His name was Billy O’Rourke. Now that’s a great name, I thought. A pub-poet name and I rather hoped he smoked a pipe, played the fiddle and drank whiskey. At the point of our meeting, I couldn’t tell. I was having my eyelashes tinted when he walked into the small salon I frequent and my eyes were firmly shut. My mouth too, for I had been told by my knowledgable hair stylist, Raelene, it is much harder to keep one’s eyes closed when one’s mouth is open. Perhaps she was after some quiet time. Who can tell?
Anyway, Billy O’Rourke arrived with his wife. That much I knew. It was their regular appointment and he expressed concern about not getting there on time. So Billy O’Rourke was the punctual kind of pub poet. Billy acknowledged me sitting in my chair with pieces of crescent shaped cardboard wedged up under my eyes to prevent leakage, when he asked, “What is she having?”
Rae said, “An eyelash tint.”
I think he grinned then because his next statement came out like he still was: “I thought it was one of those procedures to get rid of the bags, you know, but then she’s way too young for that.”
So he’s a punctual, polite kind of pub poet, I thought, because I’m not really too young for eye bags. I just want to be. One could say he is a charmer. It’s all in the voice, I thought, and when you think about it, it had to be, with me sitting there with my eyes slammed shut. Perhaps, this is why I remember Billy especially out of those I’ve rubbed shoulders with in transit. I remember him because I couldn’t see him. He was a puzzle and I was forced to wonder about him.
I didn’t make him up. I swear to it. I am almost always guilty of that, but not this time. Some stories are true. There might be a bit of poetic license, of course. A little buffing here and there, like the smoking a pipe and playing the fiddle bit. I do embellish, but sitting in the chair in the salon, I felt Billy’s presence balloon out into the room. I hung on his words, waiting through the gaps for more. Was he charismatic? I have no idea. Maybe shutting one’s eyes and truly listening to someone automatically coats them with charisma like icing on a bun.

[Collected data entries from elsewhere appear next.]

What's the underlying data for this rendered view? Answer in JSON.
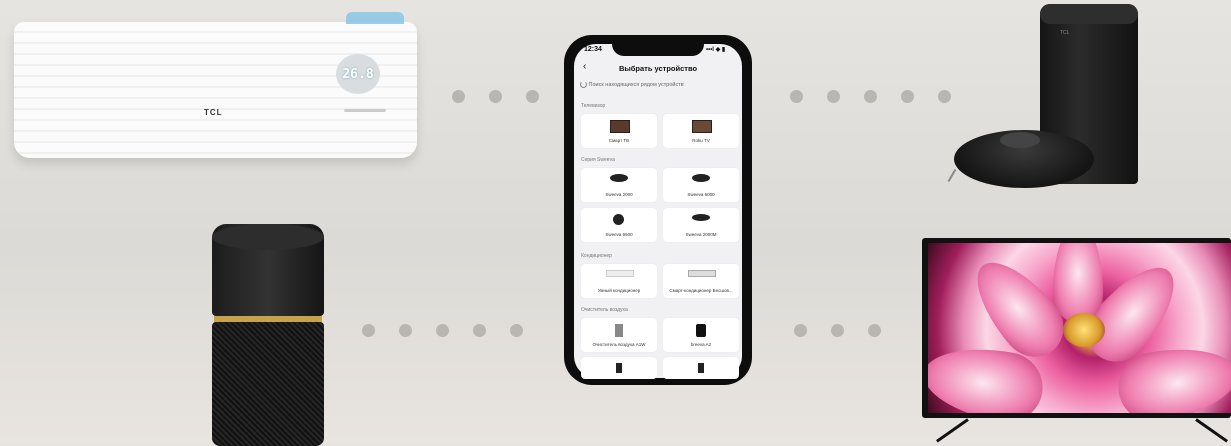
{
  "phone": {
    "status_time": "12:34",
    "status_icons": "•••l ◆ ▮",
    "back_glyph": "‹",
    "title": "Выбрать устройство",
    "search_text": "Поиск находящихся рядом устройств",
    "sections": [
      {
        "label": "Телевизор",
        "cards": [
          "Смарт ТВ",
          "Roku TV"
        ]
      },
      {
        "label": "Серия Sweeva",
        "cards": [
          "Sweeva 2000",
          "Sweeva 6000",
          "Sweeva 6500",
          "Sweeva 2000M"
        ]
      },
      {
        "label": "Кондиционер",
        "cards": [
          "Умный кондиционер",
          "Смарт-кондиционер Бесшов..."
        ]
      },
      {
        "label": "Очиститель воздуха",
        "cards": [
          "Очиститель воздуха A1W",
          "breeva A2"
        ]
      }
    ]
  },
  "ac": {
    "display": "26.8",
    "brand": "TCL"
  },
  "vacuum": {
    "brand": "TCL"
  },
  "colors": {
    "dot": "#b9b6b2",
    "purifier_ring": "#c8a24a",
    "ac_display": "#d9dde0"
  }
}
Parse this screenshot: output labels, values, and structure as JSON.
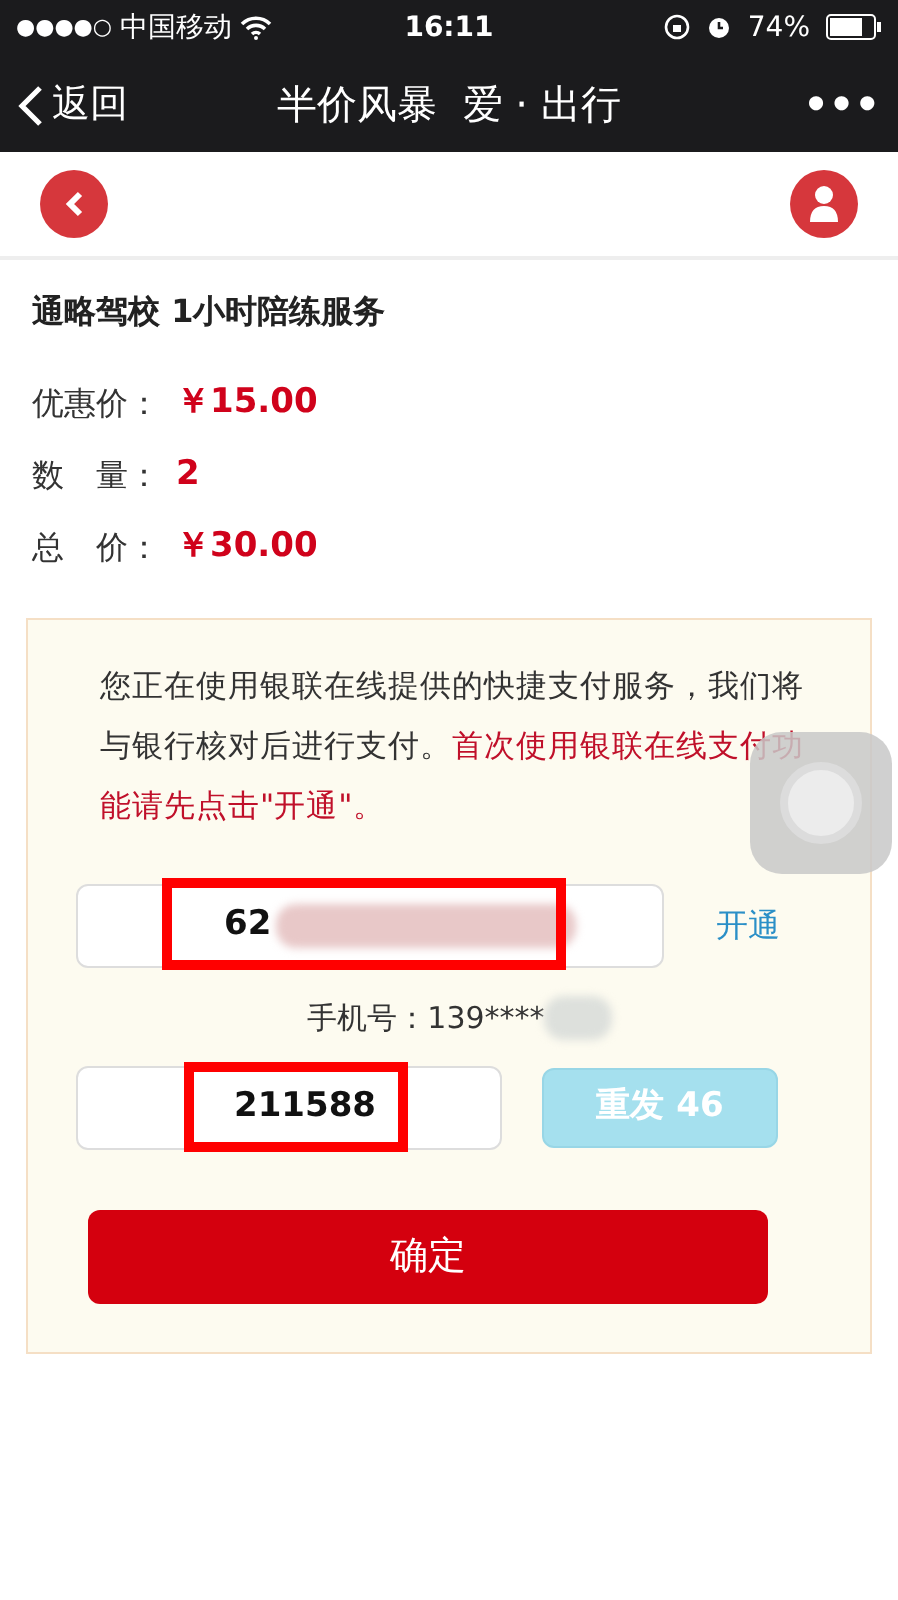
{
  "status_bar": {
    "signal": "●●●●○",
    "carrier": "中国移动",
    "time": "16:11",
    "battery": "74%"
  },
  "nav_bar": {
    "back": "返回",
    "title": "半价风暴  爱 · 出行",
    "more": "•••"
  },
  "order": {
    "title": "通略驾校 1小时陪练服务",
    "rows": [
      {
        "label": "优惠价：",
        "value": "￥15.00"
      },
      {
        "label": "数　量：",
        "value": "2"
      },
      {
        "label": "总　价：",
        "value": "￥30.00"
      }
    ]
  },
  "payment": {
    "notice": "您正在使用银联在线提供的快捷支付服务，我们将与银行核对后进行支付。",
    "notice_highlight": "首次使用银联在线支付功能请先点击\"开通\"。",
    "card_number": "62",
    "open_link": "开通",
    "phone": "手机号：139****",
    "code": "211588",
    "resend": {
      "label": "重发 46",
      "disabled": true
    },
    "confirm": "确定"
  }
}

I feel this sometimes when I listen to The Moth Podcast (if you haven’t yet and like true storytelling go find it on iTunes). The person becomes very real and its like you’re second cousins, once removed, by the end. It is the act of noticing, an exercise in sharing. It’s also the stories these people tell. The openness, they way they fill the available space, like Billy did.
There is a limit to how many people we can really know, like how many books we can possibly read in a lifetime. It takes time and time is not in endless supply. But sometimes a person leaps the gap of introductions and first meetings and gets right to it. They fast-track the connection by sharing something very human.
As I listened to Billy tell Rae of the houseguest he had staying, someone they had not seen for many years and I imagined Billy was a long thin bloke with sideburns you couldn’t miss. He talked of preferring Bill to William, as a name. “Back in the day, you only got William, if you had money,” he said. I didn’t know of the William/Billy dichotomy and I added brown suede shoes to the mix. I decided on a deep-collared shirt and chest hair. I have no idea why.
I could feel Rae’s fingers around my eyes now. Billy was talking about going down to Tasmania to catch up with members of his family and I almost wanted to go too. Billy, his wife and I could take the highway south and the car ferry across the strait in his old Holden Kingswood, because that was what I’ve decided he drove. He might want to go with me to MONA (Museum of Modern Art) because he’s lyrical and has a sense of humour.
Rae is wetting and dabbing and wetting and dabbing at my eyes to rid me of the excess dye and then her fingers are gone.
“You can open them now,” she says.
I did and I found Billy O’Rourke sitting across from me looking mildly interested in the results of my eyelash tint. He was small and well-muscled and wore slide-on sandals. By his very white teeth, I could tell he didn’t smoke a pipe. Billy O’Rourke was not a pub poet either, but something related nonetheless. He’s a singer, ‘an old fart singer’, was how he put it when I asked him. He sang Rock and Roll, he said.